Au moment où des militants du mouvement populaire en cours s’attendaient à des mesures d’apaisement à l’aune de la main « tendue » du président de la République Abdelmadjid Tebboune, les signaux qui parviennent des cours de justice sont pour le moins difficiles à décrypter. Et pour cause, alors que des manifestants du Hirak ont bénéficié d’une réduction de peine dans des procès en appel, d’autres ont été lourdement condamnés.
En attendant une évolution positive pour la semaine qui commence, celle qui s’achève a vu en effet la « lourde » condamnation de certains activistes poursuivis en état de liberté. C’est le cas du tribunal de Mascara qui a condamné Hadj Ghermoul à une peine de 18 mois de prison ferme pour « incitation à attroupement et manifestation».
Pour rappel, Hadj Ghermoul, qui s’est opposé au 5e mandat de l’ancien président, a été déjà condamné le 7 février pour « outrage à corps constitué », à six mois de prison ferme. Une peine qu’il a purgée et est sorti de la prison le 20 juillet. Depuis sa sortie de prison, ce membre actif au sein de la Ligue algérienne de défense des droits de l’Homme (LADDH) n’a pas cessé de sillonner les wilayas pour participer aux manifestations.
A Constantine, c’est l’activiste et journaliste Abdelkrim Zeghileche qui a été placé sous mandat de dépôt, jeudi, par le tribunal de la même ville, suite à une plainte déposée par le wali de la capitale de l’Est. Le procès du mis en cause est prévu pour mardi prochain, a fait savoir le Comité national pour la libération des détenus (CNLD). Le 17 décembre, le procureur du tribunal de Constantine avait requis une peine d’un an de prison ferme et un million de dinars d’amende contre le même militant. Zeghileche est poursuivi « dans l’affaire de sa radio web Serbacan et atteinte à la personne du chef de l’Etat Abdelaziz Bouteflika », précise la même source. L’affaire est mise en délibéré pour le 7 janvier 2020.
Pour sa part, le parquet de Bab El Oued a condamné mardi dernier à un an de prison ferme Hichem Aïssaoui. « Ce dernier a été présenté devant le juge en comparution directe qui l’a condamné à un an de prison ferme, en l’absence d’avocats », affirme le Comité, qui indique que le mis en cause se trouve à la prison d’El Harrach.
Depuis les premières arrestations le 21 juin dernier, 27 manifestants, poursuivis pour atteinte à l’unité nationale en raison de l’exhibition du drapeau berbère, sont sortis de prison après avoir purgé la peine de six mois que leur a infligée le tribunal de Sidi M’hamed.

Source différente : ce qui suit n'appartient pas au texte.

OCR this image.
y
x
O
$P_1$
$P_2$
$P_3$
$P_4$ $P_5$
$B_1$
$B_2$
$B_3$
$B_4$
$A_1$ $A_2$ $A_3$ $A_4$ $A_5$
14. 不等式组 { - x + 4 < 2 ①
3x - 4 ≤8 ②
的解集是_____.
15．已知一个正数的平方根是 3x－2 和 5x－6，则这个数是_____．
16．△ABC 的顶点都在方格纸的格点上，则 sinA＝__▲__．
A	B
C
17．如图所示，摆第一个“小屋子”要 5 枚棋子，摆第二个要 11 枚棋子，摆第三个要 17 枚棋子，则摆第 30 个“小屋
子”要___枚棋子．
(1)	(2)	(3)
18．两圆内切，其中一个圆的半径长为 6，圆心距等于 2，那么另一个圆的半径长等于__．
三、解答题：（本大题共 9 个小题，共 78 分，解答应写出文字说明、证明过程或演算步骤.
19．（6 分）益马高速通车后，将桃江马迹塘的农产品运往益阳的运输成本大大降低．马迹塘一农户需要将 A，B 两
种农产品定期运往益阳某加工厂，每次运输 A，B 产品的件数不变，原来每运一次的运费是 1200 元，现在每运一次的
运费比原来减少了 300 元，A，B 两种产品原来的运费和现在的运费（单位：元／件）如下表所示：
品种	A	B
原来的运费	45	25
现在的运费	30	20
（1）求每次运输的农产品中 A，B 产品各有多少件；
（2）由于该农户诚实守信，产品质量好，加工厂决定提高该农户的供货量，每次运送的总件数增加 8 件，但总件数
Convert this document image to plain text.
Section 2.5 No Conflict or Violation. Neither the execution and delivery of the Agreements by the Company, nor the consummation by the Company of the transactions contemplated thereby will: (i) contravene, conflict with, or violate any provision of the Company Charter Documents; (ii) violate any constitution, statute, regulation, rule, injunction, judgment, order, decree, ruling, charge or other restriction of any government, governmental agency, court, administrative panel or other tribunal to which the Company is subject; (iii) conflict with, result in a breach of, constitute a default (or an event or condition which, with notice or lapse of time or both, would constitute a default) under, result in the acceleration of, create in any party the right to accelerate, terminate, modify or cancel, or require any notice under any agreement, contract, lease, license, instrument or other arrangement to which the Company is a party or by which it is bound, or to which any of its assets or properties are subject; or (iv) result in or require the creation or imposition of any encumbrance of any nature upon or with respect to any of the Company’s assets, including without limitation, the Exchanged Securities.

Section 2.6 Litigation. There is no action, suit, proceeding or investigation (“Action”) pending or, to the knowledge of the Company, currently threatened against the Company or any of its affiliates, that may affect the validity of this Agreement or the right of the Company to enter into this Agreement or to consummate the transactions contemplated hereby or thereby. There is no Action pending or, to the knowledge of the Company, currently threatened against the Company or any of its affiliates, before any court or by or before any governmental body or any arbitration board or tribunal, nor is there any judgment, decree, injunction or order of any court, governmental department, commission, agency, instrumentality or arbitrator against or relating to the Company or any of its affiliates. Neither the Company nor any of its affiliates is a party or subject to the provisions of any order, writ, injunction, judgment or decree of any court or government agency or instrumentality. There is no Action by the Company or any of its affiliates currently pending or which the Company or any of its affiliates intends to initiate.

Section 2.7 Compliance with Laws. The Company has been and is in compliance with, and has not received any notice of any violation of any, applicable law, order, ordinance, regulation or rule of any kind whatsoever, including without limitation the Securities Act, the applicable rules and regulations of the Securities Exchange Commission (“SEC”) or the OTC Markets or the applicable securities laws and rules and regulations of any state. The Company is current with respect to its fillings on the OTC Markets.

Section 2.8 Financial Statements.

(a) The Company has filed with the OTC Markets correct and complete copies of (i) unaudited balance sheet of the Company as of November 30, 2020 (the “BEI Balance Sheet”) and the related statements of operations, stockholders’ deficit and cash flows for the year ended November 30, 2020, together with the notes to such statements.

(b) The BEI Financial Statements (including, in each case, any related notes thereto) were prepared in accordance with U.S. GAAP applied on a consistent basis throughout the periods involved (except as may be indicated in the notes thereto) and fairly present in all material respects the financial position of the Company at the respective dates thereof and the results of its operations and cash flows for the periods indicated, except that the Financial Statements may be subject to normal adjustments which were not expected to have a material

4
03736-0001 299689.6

Un premier groupe de 13 manifestants est ainsi sorti de prison lundi dernier, après avoir purgé une peine de six mois ferme alors que leur procès en appel est programmé pour le 27 janvier prochain.
Dix autres manifestants, condamnés en novembre dernier à des peines d’un an de réclusion dont six mois avec sursis pour « atteinte à l’unité nationale », ont vu leurs peines réduites en appel à 6 mois de prison dont 3 avec sursis. Neuf sont sortis le jour même de la réduction de la peine à l’exception de Samil Dechicha qui sortira demain. Les dossiers de quatre manifestants, entre porteurs de drapeau berbère, vendeur et porteurs de pin’s, arrêtés le 28 juin, qui devaient purger leur peine après six mois de prison lundi prochain, à savoir Messouci Samira, Aouissi Mustapha, Challal Amokrane et Kichou Elhadi, ont été renvoyés au 7 janvier prochain. Ces derniers, selon des avocats, redoutent une « aggravation de leur peine».
Une centaine de manifestants, arrêtés pour leur engagement dans le Hirak, demeurent encore en prison, informe le CNLD. Les concernés, ajoute le CNLD, attendent que le parquet arrête une date pour les juger.
Les « lourdes condamnations » des manifestants du Hirak, estiment des avocats de la défense des détenus d’opinion, témoignent de l’absence de « garanties d’un procès équitable consacrées par la Déclaration universelle des droits de l’homme et ratifiées par l’Algérie ».